When hosting live classes through Punchpass’ Zoom integration, make sure you see list of the names imported from Zoom so that you can check them against your class roster of paid students.
If class is in person, consider setting up Punchpass’s customer self check in feature (make sure if you do so when COVID-19 cases are present in your community that you wipe down the device with sanitizer between uses). When customers select their name to sign in for class, they will be alerted if they have used up all their class passes or missed a recent membership payment. They can discreetly correct this on their own.
Solution Part 3: Follow Up Quickly After Class
If someone attends without paying, you are still golden if you follow up using Punchpass’ reporting and requesting payment by email. You can also use paylinks for a quick follow up after class.
Solution Part 4: Stay on Top of Memberships
Some of your students probably have recurring memberships, and you’ll want to be sure no one lapses.

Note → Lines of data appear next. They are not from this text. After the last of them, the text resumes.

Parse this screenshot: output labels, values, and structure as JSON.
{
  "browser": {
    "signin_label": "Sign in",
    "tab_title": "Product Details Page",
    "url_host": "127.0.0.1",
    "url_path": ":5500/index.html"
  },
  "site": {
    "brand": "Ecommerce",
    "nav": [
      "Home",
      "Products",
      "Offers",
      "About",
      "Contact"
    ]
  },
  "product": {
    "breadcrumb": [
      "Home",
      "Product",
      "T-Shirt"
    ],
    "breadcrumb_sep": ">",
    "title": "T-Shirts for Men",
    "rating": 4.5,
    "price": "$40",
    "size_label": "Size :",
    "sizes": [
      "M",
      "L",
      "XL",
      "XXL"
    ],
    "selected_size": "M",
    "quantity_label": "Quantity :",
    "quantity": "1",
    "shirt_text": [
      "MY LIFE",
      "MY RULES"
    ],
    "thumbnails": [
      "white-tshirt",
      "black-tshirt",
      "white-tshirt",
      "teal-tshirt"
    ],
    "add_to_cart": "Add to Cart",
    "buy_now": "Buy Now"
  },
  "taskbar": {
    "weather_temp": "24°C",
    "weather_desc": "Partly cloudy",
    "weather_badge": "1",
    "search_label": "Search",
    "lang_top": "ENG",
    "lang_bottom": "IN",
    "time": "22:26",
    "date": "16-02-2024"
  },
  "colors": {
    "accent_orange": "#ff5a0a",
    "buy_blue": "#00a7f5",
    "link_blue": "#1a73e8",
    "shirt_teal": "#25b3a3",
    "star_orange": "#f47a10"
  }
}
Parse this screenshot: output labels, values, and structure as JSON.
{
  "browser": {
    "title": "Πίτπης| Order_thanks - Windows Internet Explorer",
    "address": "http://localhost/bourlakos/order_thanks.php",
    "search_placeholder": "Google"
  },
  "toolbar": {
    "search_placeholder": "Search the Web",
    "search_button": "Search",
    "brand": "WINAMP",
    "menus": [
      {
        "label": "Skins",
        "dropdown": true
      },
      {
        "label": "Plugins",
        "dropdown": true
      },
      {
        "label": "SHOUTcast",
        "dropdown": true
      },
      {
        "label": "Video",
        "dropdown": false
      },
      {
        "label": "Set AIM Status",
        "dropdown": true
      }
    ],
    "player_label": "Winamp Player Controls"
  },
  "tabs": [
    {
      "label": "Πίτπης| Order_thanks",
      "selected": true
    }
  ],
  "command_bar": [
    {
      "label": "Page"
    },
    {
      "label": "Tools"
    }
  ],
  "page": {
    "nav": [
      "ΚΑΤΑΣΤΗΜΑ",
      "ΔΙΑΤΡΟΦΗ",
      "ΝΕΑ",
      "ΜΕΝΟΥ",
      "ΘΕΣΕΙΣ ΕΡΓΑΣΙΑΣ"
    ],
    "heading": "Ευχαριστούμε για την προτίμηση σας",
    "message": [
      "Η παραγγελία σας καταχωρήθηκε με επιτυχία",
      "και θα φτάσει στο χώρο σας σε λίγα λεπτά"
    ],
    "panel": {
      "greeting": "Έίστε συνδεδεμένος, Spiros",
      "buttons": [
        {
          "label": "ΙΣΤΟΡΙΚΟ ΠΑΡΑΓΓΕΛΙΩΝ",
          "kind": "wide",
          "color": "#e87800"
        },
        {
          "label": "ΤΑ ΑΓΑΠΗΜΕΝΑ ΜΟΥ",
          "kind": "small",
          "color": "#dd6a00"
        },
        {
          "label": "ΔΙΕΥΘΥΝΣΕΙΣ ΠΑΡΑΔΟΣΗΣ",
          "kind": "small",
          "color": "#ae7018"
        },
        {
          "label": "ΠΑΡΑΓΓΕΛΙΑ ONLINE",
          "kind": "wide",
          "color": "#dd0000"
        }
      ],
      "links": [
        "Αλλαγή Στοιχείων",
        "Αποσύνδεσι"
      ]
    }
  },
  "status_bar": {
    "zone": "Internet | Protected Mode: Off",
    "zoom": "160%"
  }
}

After Stripe tries 3 times to collect payment for a membership (and fails), that membership is marked unpaid in Punchpasss and we email you so you can follow up. So watch your email inbox for notices that an autopay member’s credit card payment wasn’t processed. Be sure to reach out to the customer immediately to avoid unpaid classes, confusion for the customer and your instructors when the customer tries to sign in for his or her next class, and to avoid multiple month of missed payments, which are nearly impossible to collect.
Check your Punchpass Membership Report regularly to see which auto-paying members may have missed a payment. The report is set up so that you can click the member’s name and immediately see how much they owe, their contact information for reaching out and why their credit card was declined (there’s a big difference in how you would speak to someone whose card expired versus someone whose payment was returned for insufficient funds, for example).
The bottom line: There’s very little if any upside to allowing your customers to sign in to your classes without paying – whether in-person or online. If you’re using fitness business software to manage class sign in and online bookings, requiring customers to have a paid visit to use for the class is not only a no-brainer, but it could save you a ton of money and improve both your staff’s and customers’ satisfaction.